Over at Shoshone Falls we were greeted not with rushing water but a trickle. The amount of water can vary depending on snow melt and hydroelectric and irrigation demands, the latter turning miles of high desert into prime agricultural land.

But that day a worker at a small kiosk blamed construction work.

We didn’t visit the Perinne Coulee — the other falls from which the city gets its name — instead heading downtown for lunch and beer at Milner’s Gate Brewing.

The food we had on the expansive patio was great, but let’s be honest, dear readers, I was there for the beer.

From Pangle Wangle Belgian Wit to Fall Down Brown, each came with a unique name but the brews hewed close to tradition. That’s a compliment.

We left with a growler each of the wit and brown. Also compliments.

Unfortunately I don’t have any for the beer at Magic Valley Brewing in Buhl, where we had stopped a few days earlier on our way to Balanced Rock State Park.

A friend enjoyed the greasy, gooey Scotch eggs, but the brews shared a similar, slightly sour aftertaste. And they weren’t supposed to be sour beers. After telling us the owner planned on opening a new tasting room in the future, the server shared her favorite concoction: part Jalapeno IPA and Bloody Mary mix helped along with plenty of spices. We agreed it was the best we’d tasted.

We left with our growlers empty and picked up a six-pack of Modelo Especial from the gas station across the street.

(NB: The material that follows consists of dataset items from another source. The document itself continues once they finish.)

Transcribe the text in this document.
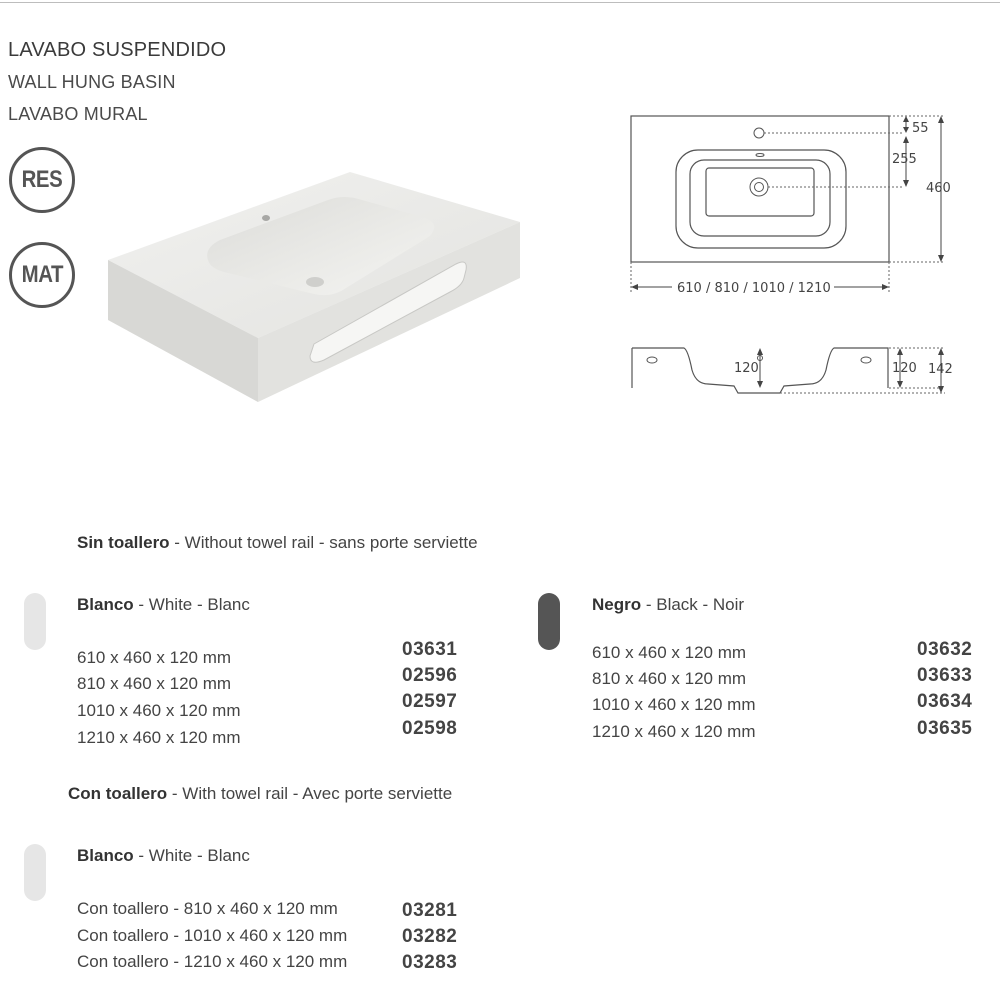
LAVABO SUSPENDIDO
WALL HUNG BASIN
LAVABO MURAL
RES
MAT
55
255
460
610 / 810 / 1010 / 1210
120	120 142
Sin toallero - Without towel rail - sans porte serviette
Blanco - White - Blanc
610 x 460 x 120 mm
810 x 460 x 120 mm
1010 x 460 x 120 mm
1210 x 460 x 120 mm
03631
02596
02597
02598
Negro - Black - Noir
610 x 460 x 120 mm
810 x 460 x 120 mm
1010 x 460 x 120 mm
1210 x 460 x 120 mm
03632
03633
03634
03635
Con toallero - With towel rail - Avec porte serviette
Blanco - White - Blanc
Con toallero - 810 x 460 x 120 mm
Con toallero - 1010 x 460 x 120 mm
Con toallero - 1210 x 460 x 120 mm
03281
03282
03283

The balanced rock didn’t amaze either, though we didn’t drive into the campground or lower park area, and the 40-foot tall, wind-carved piece of dried rhyolite perched on a three-foot pedestal is worth a quick stop and a picture — if you ever find yourself cruising the countryside outside Buhl, Idaho.

If so, consider a soak at Banbury or Miracle Hot Springs. We opted for the former, the lesser known of the two, because the private baths opened to the clean and cool late evening sky with views of nearby hills and the bubbling river that feeds the springs.

Relaxed after a long weekend with friends, most of the crew headed home. Three of us continued north to what promised to be a much wilder camping adventure in Yellowstone and Grand Teton National Parks.

But that’s a story for another time.